Possibly the most famous building on Camomile Street was the Saracen's Head Inn at Number 7. The earliest mention of it is from about 1677. In 1721, it was a busy stage coach station, providing daily services to and from London. In 1748, the Old Bailey records a theft of sundry gold items by a Samuel Hughes from a Thomas Drane, who lodged at the inn. Our Sam was transported for his wickedness. The indictment and sentence make for fine reading:
Samuel Hughes , of St.

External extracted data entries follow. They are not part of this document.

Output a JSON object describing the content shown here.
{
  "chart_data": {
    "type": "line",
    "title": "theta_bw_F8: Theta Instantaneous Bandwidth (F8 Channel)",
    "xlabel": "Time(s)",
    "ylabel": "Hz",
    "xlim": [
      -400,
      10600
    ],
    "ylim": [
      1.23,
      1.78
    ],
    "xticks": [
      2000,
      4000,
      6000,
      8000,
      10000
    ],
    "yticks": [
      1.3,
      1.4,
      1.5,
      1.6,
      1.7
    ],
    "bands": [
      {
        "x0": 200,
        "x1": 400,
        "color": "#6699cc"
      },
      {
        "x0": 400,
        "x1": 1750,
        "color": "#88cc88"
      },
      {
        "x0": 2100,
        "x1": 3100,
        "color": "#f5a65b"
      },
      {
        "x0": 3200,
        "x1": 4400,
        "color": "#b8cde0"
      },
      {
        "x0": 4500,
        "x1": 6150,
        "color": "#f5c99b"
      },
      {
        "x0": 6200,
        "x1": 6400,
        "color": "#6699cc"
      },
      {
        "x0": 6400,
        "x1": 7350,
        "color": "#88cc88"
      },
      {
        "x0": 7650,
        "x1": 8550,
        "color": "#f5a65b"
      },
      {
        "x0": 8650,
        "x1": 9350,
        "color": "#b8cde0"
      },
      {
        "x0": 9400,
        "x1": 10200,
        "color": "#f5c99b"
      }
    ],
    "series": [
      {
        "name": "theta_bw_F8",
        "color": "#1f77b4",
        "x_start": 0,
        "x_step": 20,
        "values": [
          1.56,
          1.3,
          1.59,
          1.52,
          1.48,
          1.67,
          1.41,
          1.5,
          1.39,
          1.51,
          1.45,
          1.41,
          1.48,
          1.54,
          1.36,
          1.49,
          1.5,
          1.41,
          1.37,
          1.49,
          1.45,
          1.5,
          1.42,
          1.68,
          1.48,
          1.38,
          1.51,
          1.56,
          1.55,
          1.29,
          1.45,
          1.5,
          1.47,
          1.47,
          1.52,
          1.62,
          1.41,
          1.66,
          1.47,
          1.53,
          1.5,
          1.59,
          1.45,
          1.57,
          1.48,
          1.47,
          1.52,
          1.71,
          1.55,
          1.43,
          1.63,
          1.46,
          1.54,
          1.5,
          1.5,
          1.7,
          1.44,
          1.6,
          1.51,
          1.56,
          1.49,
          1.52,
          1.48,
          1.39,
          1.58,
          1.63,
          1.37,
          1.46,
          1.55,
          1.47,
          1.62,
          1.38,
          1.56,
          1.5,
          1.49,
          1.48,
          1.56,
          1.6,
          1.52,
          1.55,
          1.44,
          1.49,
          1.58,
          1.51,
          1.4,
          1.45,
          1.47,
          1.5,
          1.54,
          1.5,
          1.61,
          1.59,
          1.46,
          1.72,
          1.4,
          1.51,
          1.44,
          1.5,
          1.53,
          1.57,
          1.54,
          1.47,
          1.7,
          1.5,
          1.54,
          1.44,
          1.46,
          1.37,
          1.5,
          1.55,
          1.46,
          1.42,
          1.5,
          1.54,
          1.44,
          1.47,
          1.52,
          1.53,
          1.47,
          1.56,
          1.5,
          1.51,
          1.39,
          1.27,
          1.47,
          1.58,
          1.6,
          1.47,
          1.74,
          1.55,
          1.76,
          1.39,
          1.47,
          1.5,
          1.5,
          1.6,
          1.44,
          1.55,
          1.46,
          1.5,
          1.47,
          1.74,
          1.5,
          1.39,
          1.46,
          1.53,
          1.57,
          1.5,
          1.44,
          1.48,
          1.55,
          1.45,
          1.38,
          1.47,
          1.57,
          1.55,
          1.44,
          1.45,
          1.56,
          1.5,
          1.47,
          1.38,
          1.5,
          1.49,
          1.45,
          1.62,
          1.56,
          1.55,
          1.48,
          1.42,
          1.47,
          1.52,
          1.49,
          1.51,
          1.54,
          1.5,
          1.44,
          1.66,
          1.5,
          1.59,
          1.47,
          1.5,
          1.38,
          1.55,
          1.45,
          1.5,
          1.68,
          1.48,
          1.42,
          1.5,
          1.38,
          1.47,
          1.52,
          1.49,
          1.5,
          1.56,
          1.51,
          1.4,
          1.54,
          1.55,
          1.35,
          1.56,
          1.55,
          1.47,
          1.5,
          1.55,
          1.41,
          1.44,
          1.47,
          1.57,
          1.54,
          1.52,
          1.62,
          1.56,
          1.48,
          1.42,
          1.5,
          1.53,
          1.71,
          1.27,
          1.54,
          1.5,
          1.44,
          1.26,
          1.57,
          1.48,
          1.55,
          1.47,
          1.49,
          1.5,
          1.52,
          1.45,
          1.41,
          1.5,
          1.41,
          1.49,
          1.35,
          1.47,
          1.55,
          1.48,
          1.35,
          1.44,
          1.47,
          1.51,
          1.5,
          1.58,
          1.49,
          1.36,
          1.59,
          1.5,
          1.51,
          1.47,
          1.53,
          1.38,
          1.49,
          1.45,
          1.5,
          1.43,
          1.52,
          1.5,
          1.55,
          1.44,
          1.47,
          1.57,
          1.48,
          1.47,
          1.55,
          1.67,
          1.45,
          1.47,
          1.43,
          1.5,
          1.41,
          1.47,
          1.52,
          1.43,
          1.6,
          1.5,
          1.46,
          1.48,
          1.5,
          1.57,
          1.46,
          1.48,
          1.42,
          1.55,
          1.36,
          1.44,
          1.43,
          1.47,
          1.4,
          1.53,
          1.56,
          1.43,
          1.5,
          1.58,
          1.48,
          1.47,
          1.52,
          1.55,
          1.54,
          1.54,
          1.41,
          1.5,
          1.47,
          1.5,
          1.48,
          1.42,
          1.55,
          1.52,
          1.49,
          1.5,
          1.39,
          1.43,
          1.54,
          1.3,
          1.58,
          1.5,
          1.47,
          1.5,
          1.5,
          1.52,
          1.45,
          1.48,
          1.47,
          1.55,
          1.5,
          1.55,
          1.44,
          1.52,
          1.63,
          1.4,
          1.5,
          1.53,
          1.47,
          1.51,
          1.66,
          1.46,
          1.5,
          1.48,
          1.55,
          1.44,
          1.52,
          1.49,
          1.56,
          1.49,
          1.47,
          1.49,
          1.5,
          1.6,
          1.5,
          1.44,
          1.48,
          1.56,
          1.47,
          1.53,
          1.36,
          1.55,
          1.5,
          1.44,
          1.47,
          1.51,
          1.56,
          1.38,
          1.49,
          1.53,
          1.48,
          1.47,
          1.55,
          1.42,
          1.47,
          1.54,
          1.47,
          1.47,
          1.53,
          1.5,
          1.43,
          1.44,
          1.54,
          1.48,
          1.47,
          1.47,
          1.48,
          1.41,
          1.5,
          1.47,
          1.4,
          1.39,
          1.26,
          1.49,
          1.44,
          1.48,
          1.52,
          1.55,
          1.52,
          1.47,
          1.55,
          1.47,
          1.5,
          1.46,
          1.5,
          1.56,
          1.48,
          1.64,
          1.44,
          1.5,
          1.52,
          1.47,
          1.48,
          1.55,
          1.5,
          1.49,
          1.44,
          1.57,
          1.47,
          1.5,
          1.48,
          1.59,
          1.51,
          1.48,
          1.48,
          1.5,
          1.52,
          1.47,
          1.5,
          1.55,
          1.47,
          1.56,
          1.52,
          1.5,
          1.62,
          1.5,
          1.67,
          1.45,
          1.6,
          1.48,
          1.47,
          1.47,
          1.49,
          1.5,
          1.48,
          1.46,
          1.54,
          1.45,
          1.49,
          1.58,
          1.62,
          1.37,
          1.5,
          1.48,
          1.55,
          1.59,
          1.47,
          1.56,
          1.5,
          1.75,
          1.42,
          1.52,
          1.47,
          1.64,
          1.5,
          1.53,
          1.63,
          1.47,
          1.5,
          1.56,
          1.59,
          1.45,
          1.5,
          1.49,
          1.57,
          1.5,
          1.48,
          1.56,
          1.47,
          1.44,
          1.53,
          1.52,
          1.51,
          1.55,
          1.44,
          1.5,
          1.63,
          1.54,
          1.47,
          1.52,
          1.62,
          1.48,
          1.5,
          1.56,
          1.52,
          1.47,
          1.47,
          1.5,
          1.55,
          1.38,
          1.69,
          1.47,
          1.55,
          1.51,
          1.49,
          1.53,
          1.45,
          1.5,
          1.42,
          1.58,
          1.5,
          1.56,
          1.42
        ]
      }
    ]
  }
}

Catherine Creedchurch , was indicted for stealing one gold watch value 5 l. one gold chain, with a Pinchbeck hook, value 20 s. one enamelled gold ring value 5 s. one gold ring with 2 sparks, and a ruby, value 8 s. the property of Thomas Drane , in his dwelling-house , June 15.

Thomas Drane . I live at the Saracen's head within Aldgate , and I lost this watch and ring out of my chamber.

Richard Parham . I took the prisoner into custody, and he said he had pawned the ring at Sadler's-wells .

Q. to Mr. Drane. Is this your dwelling-house that they were stole from?

Drane . Yes; I have lived there these twenty years.

Thomas Walker . I took this watch from the prisoner .

Q. Did he say where he had it from?

Walker. He said he had it from Worcester .

Q. to Mr. Drane . Is this your watch?

Drane . Yes.

Guilty, 39 s.
Fifty years later, in 1798, the Loyal Servants Friendly Society - Quakers? - was recorded as having had its meetings at this inn.